Di sicuro c’è solo che dopo aver incontrato i carabinieri il giudice si reca a un’incontro nella biblioteca di casa Professa dove pronuncia quello che sarà il suo ultimo discorso pubblico. È un intervento duro, durante il quale Borsellino dice che in quel momento “oltre a essere magistrato” è anche un “testimone” della morte dell’amico Falcone. “Avendo raccolto tante sue confidenze questi elementi che io porto dentro di me, devo per prima cosa riassemblarli all’autorità giudiziaria, che è l’unica in grado di valutare quanto queste cose che io so possono essere utili”, spiegava, dopo aver citato i diari di Falcone, pubblicati sui giornali in quei giorni: sono appunti in cui il magistrato ucciso a Capaci raccontava i comportamenti subiti da Giammanco, che lo aveva isolato all’interno della procura di Palermo. “Io – diceva Borsellino – questa sera debbo astenermi dal riferire circostanze che probabilmente molti di voi si aspettano che io riferisca. A cominciare da quelle che in questi giorni sono arrivate sui giornali e che riguardano i cosiddetti diari di Giovanni Falcone. Per prima ne parlerò all’autorità giudiziaria, poi se dà il caso ne parlerò in pubblico. Posso dire soltanto che questi appunti io li avevo letti in vita di Giovanni Falcone. Sono proprio appunti di Giovanni Falcone” .

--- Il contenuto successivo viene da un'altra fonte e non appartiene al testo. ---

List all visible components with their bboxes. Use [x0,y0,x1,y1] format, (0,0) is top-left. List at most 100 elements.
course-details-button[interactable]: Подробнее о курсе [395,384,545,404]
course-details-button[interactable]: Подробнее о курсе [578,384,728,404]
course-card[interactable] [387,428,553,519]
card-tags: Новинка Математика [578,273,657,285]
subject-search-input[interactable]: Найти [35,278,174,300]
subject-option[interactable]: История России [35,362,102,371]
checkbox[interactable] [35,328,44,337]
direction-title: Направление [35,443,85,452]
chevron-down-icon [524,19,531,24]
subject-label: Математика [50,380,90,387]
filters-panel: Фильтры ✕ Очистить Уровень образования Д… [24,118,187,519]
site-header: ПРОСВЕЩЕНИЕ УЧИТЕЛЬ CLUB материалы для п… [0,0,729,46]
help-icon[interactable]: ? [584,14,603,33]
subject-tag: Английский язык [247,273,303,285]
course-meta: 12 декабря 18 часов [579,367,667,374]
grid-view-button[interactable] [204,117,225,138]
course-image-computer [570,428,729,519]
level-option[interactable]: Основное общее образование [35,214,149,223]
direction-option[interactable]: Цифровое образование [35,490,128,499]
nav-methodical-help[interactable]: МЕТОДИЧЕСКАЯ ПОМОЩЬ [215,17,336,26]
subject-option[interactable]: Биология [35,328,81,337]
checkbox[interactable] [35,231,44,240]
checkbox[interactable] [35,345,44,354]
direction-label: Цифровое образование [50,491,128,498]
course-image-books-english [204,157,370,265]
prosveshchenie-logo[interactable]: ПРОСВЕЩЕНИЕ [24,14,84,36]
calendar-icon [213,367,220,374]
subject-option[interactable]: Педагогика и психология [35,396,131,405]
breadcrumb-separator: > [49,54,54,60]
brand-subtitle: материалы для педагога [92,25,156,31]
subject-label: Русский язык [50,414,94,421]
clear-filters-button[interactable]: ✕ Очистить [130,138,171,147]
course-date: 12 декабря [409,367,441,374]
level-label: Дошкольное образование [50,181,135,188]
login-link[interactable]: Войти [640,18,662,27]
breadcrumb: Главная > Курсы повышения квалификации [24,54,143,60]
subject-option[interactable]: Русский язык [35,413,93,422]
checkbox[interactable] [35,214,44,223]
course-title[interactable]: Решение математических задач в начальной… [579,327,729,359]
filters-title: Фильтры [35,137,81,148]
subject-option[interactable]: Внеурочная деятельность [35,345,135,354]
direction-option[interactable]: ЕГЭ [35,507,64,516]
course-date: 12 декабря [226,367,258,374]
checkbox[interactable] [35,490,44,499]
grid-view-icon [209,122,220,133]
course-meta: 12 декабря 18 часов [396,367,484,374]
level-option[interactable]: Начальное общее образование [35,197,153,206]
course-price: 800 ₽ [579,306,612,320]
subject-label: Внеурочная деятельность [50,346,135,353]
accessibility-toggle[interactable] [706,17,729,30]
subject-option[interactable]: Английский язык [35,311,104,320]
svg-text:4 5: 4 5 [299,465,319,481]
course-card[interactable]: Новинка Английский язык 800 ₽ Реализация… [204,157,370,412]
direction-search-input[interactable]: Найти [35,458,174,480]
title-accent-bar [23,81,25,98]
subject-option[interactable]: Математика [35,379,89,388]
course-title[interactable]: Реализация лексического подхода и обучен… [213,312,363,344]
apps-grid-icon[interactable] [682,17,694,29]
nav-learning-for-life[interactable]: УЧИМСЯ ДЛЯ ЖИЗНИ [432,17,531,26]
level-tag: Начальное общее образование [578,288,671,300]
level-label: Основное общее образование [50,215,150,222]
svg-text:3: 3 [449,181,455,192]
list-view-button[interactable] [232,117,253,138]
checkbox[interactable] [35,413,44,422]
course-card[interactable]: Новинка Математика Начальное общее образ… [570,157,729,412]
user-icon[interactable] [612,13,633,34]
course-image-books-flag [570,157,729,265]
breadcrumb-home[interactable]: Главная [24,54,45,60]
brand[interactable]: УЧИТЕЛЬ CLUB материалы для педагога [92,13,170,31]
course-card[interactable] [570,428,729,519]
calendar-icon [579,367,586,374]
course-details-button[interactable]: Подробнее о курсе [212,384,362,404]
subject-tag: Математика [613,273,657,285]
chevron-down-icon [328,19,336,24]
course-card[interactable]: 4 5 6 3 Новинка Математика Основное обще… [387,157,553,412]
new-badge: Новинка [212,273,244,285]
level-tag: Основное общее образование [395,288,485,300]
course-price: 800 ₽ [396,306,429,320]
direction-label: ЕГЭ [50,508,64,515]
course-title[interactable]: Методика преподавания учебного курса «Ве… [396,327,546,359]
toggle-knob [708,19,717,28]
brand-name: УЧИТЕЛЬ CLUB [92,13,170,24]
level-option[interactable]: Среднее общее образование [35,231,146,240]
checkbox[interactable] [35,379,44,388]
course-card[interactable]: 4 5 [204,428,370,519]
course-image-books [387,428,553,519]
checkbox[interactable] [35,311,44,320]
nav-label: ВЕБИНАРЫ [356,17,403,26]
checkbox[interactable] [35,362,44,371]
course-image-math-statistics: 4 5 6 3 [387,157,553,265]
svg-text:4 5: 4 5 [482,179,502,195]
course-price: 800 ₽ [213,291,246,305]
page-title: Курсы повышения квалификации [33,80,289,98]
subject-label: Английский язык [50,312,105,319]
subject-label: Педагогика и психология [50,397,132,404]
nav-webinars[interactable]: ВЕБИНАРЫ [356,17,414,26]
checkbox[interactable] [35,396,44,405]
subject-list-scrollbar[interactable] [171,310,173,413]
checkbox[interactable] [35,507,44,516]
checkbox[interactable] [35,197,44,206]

Oggi l’avvocato Trizzino ha chiesto alla commissione Antimafia di acquisire “le annotazioni del diario di Giovanni Falcone, che non sono 14 ma 39″. Poi si è congedato spiegando ai parlamentari di avere “un conflitto d’interesse di tipo emotivo. Noi non viviamo più: in questa situazione è del tutto impossibile l’elaborazione del lutto per noi”. Trizzino ha spiegato che i familiari “vogliono cercare la verità per una questione di dignità e di impegno. Le nuove generazioni della famiglia anziché cercare di vivere la propria vita, sono costrette a impegnarsi nella ricerca della verità che non è semplice”.